The United States remains an oasis, one of the few places in the world where aggressive journalistic investigation can be practiced with few legal restrictions and little physical danger to reporters. But even here, press freedom has been weakening for some time, well before the inauguration of Donald Trump.

Recent administrations have battled the press, even threatening some reporters with jail time for refusing to identify sources. An entire news organization (Gawker) was wiped out because of a successful lawsuit funded by a billionaire. Meanwhile, outlets that profess to be legitimate news media but are in fact propaganda instruments hold the ideals of neutrality and honest reporting in disdain.

Since Trump’s rise to the presidency, however, matters have taken a turn for the worse. The new White House derides and belittles journalists and media organizations in the hope of undermining the credibility of the press. In so doing, the administration is aggressively promoting the notion that nuance and facts are irrelevant — a staple concept of Russian information warfare.

No president in recent memory has forged a record of such unrelenting scorn for the media, and at such an early stage in an administration, as has President Trump. In so doing, the administration provides welcome ammunition to those in other countries working both to destroy independent media in their own societies and to undermine the principle that freedom of thought and open access to information are the rights of all people, everywhere.

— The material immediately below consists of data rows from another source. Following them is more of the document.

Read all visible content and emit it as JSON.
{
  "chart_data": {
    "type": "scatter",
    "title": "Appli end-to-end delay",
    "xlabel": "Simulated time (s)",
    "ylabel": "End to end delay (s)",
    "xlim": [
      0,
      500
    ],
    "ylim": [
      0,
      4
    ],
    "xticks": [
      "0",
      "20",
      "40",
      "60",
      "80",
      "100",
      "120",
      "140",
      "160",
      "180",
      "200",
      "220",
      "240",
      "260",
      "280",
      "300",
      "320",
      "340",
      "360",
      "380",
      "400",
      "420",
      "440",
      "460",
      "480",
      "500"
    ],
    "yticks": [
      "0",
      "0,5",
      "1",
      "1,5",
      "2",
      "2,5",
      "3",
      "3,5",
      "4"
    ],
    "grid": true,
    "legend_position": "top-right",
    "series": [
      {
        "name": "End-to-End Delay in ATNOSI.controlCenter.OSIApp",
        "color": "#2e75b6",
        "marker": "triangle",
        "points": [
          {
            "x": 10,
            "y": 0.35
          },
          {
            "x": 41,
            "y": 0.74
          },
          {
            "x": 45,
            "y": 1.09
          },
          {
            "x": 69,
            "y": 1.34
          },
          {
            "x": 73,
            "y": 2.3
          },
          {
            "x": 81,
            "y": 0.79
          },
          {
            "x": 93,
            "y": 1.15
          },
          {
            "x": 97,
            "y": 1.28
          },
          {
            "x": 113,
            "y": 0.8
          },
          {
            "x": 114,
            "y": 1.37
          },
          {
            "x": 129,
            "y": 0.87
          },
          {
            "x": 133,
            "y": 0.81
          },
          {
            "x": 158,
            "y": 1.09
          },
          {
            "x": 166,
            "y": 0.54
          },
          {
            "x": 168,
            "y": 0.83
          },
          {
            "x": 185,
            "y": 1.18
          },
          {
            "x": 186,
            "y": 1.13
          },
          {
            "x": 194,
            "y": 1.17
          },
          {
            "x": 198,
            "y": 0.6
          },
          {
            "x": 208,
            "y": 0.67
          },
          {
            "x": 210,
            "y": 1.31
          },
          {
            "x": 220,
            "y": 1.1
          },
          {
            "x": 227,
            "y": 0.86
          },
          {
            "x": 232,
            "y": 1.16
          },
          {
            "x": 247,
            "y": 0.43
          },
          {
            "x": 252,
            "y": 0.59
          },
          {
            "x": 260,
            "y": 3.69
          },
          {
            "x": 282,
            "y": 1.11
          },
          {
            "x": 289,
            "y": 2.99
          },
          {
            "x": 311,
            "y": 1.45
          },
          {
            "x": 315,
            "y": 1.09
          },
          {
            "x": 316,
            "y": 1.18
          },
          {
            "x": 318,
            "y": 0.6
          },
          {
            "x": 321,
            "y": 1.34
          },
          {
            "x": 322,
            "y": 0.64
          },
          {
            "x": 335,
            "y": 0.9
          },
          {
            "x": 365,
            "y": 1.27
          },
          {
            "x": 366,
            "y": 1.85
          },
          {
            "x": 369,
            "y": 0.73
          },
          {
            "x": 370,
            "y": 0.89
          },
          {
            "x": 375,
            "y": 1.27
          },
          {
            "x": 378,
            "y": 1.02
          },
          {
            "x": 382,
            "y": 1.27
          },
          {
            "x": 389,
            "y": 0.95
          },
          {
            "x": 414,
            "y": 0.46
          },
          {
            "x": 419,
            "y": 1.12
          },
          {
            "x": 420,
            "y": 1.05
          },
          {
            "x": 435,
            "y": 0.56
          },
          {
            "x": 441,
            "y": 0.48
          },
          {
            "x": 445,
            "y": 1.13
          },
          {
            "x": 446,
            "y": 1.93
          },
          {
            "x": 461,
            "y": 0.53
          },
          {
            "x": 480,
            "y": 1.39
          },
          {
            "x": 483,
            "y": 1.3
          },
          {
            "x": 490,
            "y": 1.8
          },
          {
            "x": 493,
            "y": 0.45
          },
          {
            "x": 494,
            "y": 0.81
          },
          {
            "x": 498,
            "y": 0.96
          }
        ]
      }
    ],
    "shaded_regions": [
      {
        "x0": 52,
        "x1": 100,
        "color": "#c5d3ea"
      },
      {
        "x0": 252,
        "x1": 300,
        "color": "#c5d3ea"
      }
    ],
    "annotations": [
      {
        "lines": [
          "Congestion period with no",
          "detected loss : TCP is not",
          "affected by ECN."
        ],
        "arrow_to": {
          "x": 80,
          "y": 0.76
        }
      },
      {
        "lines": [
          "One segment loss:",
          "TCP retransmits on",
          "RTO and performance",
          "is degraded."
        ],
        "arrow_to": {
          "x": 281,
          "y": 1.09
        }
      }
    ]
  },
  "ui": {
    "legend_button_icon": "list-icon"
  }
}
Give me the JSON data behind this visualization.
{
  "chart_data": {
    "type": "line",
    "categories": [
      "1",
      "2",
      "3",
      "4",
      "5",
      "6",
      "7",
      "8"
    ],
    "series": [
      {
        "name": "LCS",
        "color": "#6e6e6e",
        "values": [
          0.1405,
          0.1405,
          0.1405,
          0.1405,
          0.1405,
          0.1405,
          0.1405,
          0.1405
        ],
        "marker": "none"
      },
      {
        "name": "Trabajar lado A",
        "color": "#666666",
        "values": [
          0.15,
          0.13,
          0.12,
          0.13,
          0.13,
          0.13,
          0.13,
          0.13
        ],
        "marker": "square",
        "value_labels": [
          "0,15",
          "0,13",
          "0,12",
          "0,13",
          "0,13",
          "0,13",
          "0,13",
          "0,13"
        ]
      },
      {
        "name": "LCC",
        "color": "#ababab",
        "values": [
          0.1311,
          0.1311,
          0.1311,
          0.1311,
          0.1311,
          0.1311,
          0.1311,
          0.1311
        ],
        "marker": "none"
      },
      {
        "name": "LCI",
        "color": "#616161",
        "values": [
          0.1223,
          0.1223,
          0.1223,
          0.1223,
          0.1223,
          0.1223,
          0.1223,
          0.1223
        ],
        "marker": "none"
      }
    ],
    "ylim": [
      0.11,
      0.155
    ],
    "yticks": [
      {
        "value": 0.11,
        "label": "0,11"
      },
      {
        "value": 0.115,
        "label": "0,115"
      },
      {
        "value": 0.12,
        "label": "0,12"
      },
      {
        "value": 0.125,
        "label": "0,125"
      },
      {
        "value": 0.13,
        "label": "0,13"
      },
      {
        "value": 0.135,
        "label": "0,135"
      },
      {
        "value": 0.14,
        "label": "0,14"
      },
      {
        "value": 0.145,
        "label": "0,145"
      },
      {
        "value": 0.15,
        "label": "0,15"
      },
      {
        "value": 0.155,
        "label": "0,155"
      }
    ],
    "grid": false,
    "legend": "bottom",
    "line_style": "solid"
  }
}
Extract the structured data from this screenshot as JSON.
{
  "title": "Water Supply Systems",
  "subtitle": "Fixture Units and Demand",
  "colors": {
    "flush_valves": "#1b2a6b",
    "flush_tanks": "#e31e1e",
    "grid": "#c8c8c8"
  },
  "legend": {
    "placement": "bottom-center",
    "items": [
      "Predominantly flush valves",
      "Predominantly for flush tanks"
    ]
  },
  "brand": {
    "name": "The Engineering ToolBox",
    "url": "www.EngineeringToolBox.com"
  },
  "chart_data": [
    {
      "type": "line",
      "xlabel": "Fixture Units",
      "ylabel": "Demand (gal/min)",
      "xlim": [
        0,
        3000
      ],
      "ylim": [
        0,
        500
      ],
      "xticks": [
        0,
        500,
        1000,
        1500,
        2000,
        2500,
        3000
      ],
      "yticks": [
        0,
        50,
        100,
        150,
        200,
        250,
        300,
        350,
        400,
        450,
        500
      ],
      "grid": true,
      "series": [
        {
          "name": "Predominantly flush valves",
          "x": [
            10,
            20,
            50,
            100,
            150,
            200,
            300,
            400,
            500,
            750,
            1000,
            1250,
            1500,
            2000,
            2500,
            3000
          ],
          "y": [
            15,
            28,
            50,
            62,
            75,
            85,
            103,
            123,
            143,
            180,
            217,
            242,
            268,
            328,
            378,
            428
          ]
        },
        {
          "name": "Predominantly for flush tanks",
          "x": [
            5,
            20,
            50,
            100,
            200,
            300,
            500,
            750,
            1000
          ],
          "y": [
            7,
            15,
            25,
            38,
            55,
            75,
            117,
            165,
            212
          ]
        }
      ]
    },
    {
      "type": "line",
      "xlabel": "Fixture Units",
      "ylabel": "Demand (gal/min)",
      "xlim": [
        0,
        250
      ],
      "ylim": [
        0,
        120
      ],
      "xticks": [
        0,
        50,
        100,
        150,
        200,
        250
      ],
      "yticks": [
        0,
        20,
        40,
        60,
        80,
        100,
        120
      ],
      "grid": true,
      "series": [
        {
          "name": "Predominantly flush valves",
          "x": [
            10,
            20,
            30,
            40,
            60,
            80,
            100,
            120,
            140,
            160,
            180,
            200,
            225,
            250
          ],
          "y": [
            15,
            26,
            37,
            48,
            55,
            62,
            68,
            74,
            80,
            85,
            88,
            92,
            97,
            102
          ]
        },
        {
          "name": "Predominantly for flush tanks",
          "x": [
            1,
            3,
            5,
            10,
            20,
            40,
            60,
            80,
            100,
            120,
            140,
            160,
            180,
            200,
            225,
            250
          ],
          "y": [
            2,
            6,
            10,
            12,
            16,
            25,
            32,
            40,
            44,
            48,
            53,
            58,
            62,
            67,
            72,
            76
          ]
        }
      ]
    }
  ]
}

Russia and China represent the vanguard in the war against press freedom worldwide. Vladimir Putin and Xi Jinping have intensified restrictions on their own journalists, leading to a string of murders in Russia and prosecutions in China. It’s harder for the United States to meaningfully condemn such actions if its administration maintains that fact-based journalists are the enemy of the American people.

Authoritarian rulers in countries as diverse as Venezuela, Turkey and Ethiopia are mimicking the Moscow-Beijing playbook, throwing reporters in jail, subjecting them to violence, and suppressing Internet freedom and social media. In all these cases, Trump and his entourage have either remained silent or actively abetted bad behaviour.

The danger is that the new U.S. leadership may, in effect, be offering a license to governments elsewhere that have cracked down on the media as part of a more ambitious authoritarian strategy. There is little doubt that autocrats everywhere are watching what the United States does — and what its new president says. The duty of the press is to hold government accountable, not be its spokesperson or propaganda arm. The government has a duty to respect that obligation.

When political figures in the United States deride the media for helping citizens hold their government accountable, they encourage foreign leaders with autocratic goals to do the same.

When U.S. officials step back from promoting democracy and press freedom, journalists beyond American shores feel the chill. A weakening of press freedom in the United States would be a setback for freedom everywhere.